Absolutely GREAT work Ivan. BEAUTIFUL!
Goes to show us that just ’cause its a Ferrari, (or other exotic) doesn’t mean the delivery prep boys are properly trained in the “Finishing Arts”. EVERY high-end dealer should send at least ONE of their staff to a good “finishing school” (eg Esoteric Detail Academy etc.) That is the LEAST they can do for their clientele who spend a FORTUNE on their new rides.
Rides that, BTW, SHOULD arrive in pristine condition and, for some inexplicable and unjustifiable reason, do not. Apparently it all begins with so so finishing at the factory!!!
No questions for now . . . just praise.
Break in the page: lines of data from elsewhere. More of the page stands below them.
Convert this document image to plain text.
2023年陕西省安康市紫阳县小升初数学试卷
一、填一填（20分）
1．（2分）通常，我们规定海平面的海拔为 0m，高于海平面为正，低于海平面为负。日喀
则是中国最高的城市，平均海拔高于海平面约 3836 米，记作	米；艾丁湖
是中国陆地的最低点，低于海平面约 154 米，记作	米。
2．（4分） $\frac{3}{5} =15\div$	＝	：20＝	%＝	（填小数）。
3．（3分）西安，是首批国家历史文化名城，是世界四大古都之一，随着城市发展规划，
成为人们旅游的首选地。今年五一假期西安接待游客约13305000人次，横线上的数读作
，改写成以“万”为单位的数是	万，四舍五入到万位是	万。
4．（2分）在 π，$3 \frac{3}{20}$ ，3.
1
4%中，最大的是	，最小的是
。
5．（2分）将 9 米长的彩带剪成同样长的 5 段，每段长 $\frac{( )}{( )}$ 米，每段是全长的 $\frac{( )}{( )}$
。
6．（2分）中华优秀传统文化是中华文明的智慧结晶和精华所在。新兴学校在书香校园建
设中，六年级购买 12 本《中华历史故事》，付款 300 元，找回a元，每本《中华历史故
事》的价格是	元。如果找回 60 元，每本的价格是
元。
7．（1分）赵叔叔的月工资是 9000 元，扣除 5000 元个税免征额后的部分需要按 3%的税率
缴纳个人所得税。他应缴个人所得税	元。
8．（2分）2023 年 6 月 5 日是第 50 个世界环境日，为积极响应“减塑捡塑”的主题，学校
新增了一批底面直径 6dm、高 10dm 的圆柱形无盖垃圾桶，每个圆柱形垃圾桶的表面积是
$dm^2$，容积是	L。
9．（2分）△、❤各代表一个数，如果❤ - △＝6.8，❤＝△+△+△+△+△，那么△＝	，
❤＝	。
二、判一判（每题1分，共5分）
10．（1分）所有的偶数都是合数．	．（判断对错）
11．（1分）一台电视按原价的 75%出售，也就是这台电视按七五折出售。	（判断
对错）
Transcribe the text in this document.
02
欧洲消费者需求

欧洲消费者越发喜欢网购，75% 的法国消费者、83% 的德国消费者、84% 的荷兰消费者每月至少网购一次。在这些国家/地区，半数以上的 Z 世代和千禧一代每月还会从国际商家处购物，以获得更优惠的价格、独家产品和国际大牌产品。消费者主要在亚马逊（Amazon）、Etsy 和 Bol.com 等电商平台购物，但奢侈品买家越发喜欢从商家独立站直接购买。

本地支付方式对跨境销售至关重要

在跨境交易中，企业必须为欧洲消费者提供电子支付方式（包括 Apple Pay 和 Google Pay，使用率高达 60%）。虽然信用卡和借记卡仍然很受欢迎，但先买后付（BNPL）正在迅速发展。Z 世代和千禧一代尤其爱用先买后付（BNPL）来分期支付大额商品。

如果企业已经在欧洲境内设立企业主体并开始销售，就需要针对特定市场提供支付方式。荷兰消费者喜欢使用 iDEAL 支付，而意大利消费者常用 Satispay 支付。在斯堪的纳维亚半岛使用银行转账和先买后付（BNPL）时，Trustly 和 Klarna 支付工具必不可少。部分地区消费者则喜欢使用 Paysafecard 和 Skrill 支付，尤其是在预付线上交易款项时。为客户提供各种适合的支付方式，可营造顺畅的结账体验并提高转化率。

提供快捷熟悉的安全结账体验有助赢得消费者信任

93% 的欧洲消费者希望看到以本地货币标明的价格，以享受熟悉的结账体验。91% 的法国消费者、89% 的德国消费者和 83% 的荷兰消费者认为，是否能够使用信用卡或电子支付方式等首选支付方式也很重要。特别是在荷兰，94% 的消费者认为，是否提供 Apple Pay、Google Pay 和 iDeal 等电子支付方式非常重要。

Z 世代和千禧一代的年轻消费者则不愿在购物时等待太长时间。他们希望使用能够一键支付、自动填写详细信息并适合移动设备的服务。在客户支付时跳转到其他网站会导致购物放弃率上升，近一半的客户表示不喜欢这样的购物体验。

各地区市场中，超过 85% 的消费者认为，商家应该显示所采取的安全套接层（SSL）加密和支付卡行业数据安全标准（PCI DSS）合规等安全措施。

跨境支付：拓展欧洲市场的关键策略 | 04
Ferrari of N.A. should hire you for their delivery QC division!
Thanks for the kind words David!
You are correct in that Ferrari factories/dealerships surely don’t deliver their vehicles as they should look, not for only such an expensive piece of machinery, but also for a legendary symbol in the automotive industry. In fact, Ferrari is notorious for delivering vehicles in just such shape as the 458 mentioned here, with not only the typical swirl marks and buffer holograms, but sanding marks all over straight from the factory! I too agree that dealers should and easily could invest in either some proper training for a few detailers or at least hire someone who cares about these cars to do the correction and deliver them in perfect shape. Factories and dealerships should raise their standards, but the truth of the matter is it’ll probably never happen because 90%+ of people don’t see these defects and are simply more than happy to be driving a Ferrari.